Re: Linux DRTM on UEFI platforms
From: Daniel Kiper
Date: Thu Aug 11 2022 - 07:35:47 EST
On Thu, Aug 11, 2022 at 07:25:58PM +0930, Brendan Trotter wrote:
> Hi,
>
> On Thu, Aug 11, 2022 at 3:16 AM Matthew Garrett <mjg59@xxxxxxxxxxxxx> wrote:
> > On Wed, Aug 10, 2022 at 06:37:18PM +0930, Brendan Trotter wrote:
> >
> > > [1] doesn't provide any useful information. How does a kernel know
> > > that the callback provided by boot loader actually measures what it's
> > > supposed to measure, or even does anything at all?
> >
> > The kernel has no way to know this - *any* code you've run before
> > performing a measurement could tamper with the kernel such that it
> > believes it's fine. This is just as true in DRTM as it is in SRTM. But
> > you know what the expected measurements should be, so you're able to
> > either seal secrets to those PCR values or rely on remote attestation.
>
> In this scenario the kernel has no idea what the measurement should
> be, it only knows the measurement that a potentially malicious boot
> loader felt like giving the kernel previously (e.g. when the kernel
> was installed).
>
> > > [1] doesn't provide any useful information. Senter and skinit don't
> > > provide a method for kernel to detect that (e.g.) a MiTM boot loader
> > > has always measured a forgery and has changed unmeasured code in a
> > > different way every time you boot.
> >
> > Measurements are not opaque objects.

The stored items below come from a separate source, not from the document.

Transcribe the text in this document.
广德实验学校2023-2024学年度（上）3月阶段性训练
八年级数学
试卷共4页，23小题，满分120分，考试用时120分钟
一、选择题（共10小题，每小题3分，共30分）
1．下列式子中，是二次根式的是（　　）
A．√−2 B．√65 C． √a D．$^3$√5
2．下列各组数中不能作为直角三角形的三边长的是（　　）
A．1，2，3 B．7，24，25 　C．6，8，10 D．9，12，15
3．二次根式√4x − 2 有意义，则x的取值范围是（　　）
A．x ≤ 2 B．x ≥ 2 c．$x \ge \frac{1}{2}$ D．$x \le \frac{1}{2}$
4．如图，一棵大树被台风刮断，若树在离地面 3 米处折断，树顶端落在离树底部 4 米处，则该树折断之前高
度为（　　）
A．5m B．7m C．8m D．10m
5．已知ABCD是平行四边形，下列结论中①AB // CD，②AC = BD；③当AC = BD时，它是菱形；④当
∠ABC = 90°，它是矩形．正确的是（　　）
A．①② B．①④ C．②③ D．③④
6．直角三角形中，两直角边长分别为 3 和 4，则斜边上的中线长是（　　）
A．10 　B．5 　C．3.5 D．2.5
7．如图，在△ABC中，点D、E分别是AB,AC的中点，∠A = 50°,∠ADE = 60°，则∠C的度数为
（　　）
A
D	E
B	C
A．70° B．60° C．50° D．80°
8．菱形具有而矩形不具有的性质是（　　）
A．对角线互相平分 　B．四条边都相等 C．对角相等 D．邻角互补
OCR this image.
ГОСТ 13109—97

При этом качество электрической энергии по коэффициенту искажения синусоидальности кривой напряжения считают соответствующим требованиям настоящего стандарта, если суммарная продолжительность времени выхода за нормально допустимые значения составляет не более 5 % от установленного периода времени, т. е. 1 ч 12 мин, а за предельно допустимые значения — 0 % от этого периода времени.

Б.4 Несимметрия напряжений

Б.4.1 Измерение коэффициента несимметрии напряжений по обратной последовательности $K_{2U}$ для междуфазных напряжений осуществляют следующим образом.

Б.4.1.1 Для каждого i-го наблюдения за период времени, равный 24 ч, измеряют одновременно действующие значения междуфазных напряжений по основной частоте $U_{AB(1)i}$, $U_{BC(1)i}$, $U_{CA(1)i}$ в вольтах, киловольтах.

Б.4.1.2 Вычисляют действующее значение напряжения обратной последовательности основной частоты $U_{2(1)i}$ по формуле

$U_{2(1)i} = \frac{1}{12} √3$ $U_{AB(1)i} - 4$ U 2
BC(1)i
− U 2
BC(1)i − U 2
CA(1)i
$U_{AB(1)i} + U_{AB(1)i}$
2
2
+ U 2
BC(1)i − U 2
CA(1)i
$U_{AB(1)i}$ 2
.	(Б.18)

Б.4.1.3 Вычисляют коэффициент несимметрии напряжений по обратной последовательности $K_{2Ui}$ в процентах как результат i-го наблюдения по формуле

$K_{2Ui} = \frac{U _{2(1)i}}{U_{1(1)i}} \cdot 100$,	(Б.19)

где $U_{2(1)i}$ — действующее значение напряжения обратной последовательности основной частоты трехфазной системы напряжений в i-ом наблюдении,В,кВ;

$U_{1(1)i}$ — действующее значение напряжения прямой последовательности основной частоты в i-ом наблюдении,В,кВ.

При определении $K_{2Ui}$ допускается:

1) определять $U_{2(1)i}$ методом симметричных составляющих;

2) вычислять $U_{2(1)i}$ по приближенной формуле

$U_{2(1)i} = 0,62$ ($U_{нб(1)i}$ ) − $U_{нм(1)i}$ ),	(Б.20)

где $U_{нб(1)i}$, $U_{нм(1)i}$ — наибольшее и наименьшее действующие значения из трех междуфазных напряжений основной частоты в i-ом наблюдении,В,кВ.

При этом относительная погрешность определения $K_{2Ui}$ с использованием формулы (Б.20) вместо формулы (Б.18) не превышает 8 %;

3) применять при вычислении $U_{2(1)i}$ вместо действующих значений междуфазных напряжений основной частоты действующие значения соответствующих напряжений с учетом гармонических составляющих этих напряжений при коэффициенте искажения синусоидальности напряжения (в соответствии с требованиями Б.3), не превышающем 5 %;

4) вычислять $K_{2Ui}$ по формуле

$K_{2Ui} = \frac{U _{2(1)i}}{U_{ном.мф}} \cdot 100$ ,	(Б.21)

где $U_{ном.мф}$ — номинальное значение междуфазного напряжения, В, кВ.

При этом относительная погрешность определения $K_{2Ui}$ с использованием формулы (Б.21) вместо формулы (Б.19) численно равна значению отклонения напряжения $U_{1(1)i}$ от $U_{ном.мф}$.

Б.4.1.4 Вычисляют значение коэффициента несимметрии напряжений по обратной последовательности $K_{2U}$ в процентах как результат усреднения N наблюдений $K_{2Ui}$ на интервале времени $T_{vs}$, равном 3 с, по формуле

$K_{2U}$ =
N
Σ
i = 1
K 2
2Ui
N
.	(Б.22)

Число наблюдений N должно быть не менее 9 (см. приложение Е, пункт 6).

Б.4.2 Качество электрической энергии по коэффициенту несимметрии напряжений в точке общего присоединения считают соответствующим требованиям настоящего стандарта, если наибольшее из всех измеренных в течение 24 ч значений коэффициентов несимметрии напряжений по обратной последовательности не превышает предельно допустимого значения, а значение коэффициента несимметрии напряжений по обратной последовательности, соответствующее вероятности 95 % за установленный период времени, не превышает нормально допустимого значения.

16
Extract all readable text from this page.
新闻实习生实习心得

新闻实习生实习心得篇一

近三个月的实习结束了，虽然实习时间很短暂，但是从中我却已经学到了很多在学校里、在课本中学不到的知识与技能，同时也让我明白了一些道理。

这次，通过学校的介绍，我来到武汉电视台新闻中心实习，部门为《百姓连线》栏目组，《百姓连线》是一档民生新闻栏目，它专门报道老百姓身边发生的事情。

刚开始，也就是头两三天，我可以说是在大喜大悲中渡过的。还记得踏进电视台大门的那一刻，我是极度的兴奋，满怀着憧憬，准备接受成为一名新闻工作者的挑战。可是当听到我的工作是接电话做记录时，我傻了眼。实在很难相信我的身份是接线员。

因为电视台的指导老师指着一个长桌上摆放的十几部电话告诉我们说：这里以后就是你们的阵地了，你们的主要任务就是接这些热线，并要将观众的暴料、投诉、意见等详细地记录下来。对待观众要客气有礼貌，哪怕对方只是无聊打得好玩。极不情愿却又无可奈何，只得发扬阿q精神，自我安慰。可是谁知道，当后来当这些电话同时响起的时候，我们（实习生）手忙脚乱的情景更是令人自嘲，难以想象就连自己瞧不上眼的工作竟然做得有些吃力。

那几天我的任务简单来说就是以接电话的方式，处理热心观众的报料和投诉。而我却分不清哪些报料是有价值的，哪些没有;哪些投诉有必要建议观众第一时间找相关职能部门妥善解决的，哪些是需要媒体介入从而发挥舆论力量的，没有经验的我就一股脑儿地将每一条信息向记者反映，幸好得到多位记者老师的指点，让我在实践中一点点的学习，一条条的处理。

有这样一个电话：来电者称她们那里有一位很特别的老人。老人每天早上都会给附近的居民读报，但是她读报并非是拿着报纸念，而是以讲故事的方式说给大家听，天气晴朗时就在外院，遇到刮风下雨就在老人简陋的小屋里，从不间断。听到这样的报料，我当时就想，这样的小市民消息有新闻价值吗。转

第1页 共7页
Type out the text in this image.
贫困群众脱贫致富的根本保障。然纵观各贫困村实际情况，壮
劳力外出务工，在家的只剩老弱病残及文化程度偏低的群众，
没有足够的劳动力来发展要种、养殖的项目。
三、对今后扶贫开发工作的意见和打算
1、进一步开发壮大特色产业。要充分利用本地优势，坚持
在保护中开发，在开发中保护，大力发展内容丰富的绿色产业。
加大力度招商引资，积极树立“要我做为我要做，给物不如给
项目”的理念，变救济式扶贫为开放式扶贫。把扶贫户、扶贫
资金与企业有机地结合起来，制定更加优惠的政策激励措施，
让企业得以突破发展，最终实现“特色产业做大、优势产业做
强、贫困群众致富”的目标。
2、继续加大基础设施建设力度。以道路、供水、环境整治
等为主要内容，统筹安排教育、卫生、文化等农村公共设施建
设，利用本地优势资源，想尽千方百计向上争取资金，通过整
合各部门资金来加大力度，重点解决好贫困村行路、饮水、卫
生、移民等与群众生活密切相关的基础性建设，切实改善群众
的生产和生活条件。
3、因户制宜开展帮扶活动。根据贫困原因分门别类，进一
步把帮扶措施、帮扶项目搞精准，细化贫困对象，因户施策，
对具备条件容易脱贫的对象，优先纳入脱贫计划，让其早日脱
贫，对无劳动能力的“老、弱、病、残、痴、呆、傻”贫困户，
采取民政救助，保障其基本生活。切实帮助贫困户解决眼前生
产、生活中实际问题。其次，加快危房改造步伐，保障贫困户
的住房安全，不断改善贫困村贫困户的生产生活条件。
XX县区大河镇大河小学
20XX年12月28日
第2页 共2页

If you're not able to reconstruct
> > the expected measurement then you're doing it wrong.
>
> OK; so to detect if boot loader has always given kernel a bad/forged
> measurement; the kernel repeats all of the steps involved in creating
> the measurement itself exactly the same as the boot loader should have
> (but might not have) so that kernel can compare a "known
> good/trustworthy" measurement with the useless measurement that the
> boot loader created for no sane reason whatsoever?
Could you tell us where exactly boot loader creates measurements for the DRTM?